English carriage clock by Jump of London circa 1888. This silver “humpback” carriage clock by Jump, London, was sold to Lord Althorp, with London hallmarks for 1888-89.

A very rare astronomical timepiece with days of the week, date and phases and age of the moon is in it’s original fitted traveling case with original silver ratchet key. Some of the features of this extremely well built clock are:

Four silver bun feet, one with a secret pin that unlocks the back door; a silver chain handle; silver engine-turned dial with radial Roman numerals, outer minute dot divisions on a polished chapter ring, moon-phase aperture at 6 o’clock, small subsidiary seconds below 12 o’clock; subsidiary dials for days of the week; gold Breguet hands.

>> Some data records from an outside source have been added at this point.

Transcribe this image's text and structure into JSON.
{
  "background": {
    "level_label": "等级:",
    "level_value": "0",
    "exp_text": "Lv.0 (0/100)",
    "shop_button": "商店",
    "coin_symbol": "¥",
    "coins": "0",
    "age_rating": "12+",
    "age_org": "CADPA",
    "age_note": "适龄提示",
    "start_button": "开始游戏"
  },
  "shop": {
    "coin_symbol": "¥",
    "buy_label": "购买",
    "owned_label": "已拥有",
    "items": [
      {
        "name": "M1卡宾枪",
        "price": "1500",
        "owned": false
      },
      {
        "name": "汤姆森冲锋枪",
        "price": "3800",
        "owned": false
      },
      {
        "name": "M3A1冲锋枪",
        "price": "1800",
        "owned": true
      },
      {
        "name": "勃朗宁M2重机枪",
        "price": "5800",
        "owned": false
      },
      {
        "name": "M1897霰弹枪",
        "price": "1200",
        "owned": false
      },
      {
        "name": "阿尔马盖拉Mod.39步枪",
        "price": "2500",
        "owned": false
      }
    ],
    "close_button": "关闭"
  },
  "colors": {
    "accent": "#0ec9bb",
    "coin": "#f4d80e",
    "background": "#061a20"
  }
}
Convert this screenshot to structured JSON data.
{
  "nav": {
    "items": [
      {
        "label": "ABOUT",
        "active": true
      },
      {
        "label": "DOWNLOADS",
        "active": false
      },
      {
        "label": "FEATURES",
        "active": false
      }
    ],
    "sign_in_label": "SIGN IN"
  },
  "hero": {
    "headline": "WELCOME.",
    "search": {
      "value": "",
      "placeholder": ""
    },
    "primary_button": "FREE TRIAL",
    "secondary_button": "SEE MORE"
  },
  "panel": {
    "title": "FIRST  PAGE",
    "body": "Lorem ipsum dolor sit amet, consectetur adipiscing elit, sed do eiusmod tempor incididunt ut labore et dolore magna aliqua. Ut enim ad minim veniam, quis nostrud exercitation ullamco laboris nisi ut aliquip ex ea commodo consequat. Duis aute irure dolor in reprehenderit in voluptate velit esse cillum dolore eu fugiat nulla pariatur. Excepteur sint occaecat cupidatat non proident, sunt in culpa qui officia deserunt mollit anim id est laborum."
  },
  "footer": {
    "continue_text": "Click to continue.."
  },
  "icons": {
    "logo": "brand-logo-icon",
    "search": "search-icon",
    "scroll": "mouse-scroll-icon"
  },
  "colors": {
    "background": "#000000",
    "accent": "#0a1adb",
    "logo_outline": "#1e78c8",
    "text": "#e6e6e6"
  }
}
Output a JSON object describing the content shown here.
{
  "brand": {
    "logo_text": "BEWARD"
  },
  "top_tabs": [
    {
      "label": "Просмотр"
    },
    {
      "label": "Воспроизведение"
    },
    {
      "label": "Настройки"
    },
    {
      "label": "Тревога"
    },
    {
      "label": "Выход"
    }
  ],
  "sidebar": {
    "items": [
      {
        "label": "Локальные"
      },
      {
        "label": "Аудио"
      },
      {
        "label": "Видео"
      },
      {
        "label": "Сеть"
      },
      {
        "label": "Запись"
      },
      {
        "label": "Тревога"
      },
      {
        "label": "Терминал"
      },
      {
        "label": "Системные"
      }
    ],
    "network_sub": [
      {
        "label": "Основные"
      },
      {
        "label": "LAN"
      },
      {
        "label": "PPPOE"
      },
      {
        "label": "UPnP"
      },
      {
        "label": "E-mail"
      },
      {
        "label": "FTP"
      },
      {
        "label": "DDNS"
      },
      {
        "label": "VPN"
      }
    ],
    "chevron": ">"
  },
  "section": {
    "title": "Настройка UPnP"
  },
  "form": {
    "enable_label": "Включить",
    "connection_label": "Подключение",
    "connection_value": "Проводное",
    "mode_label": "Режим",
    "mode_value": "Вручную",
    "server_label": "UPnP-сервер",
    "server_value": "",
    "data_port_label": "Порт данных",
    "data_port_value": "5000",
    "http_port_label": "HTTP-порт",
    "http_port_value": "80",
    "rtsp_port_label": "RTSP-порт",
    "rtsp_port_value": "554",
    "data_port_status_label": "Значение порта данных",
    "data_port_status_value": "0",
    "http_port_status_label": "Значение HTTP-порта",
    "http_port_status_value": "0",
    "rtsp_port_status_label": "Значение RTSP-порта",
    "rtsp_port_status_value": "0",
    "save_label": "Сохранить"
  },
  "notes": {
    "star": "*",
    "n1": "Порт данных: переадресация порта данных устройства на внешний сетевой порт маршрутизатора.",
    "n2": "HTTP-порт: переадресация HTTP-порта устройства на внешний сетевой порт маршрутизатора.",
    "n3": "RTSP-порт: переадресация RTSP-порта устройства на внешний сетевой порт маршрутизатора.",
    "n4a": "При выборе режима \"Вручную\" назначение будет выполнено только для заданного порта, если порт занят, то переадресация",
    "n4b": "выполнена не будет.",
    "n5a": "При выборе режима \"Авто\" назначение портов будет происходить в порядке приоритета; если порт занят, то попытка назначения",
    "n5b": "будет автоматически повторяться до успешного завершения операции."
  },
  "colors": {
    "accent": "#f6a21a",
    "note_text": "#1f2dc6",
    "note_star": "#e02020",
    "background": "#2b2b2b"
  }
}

The movement is humpback shaped with brass plates, turned pillars, reversed fusee with chain and maintaining power, horizontal gilt platform with lateral calibrated lever escapement, cut bimetallic compensation balance with Breguet balance spring.

The clock is signed on a small gold plaque fixed to the dial plate and the travel case, with Dessoutter’s label, signed Lord Althorp.

Dimensions: 160 x 115 x 75 mm.


Click images below to view large detailed photographs of this humpback carriage clock.

Jump was founded in 1854 by the brothers Richard Thomas and Joseph Jump who had both been apprenticed to and worked for B.L. Vulliamy. A Bond Street, through several generations, the firm made a wide variety of clocks, many of them in the style of Breguet. From at least 1883, they made a number of “humpback” bracket clocks similar to those of Breguet, and were also responsible for the overhauling and recasing of the astronomical clock by Samuel Watson in the Royal collections. Silver “humpback” carriage clocks were introduced by Breguet circa 1813.

During Breguet’s lifetime only a few were made; they are among the best – and the most expensive - he ever produced. The humpback model has been very popular, its shape being used not only by the house of Breguet but by others such as Cole and Jump in England, for instance, for two hundred years after its creation.

Toward the end of the 19th century in England, James Jump made a few silver carriage clocks in the “humpback” style. Today they are among the most sought-after by collectors, along with those made by Breguet. James Fergusson Cole also made a few. The clocks made by both Jump and Cole are very rare and on a par with those produced by Breguet.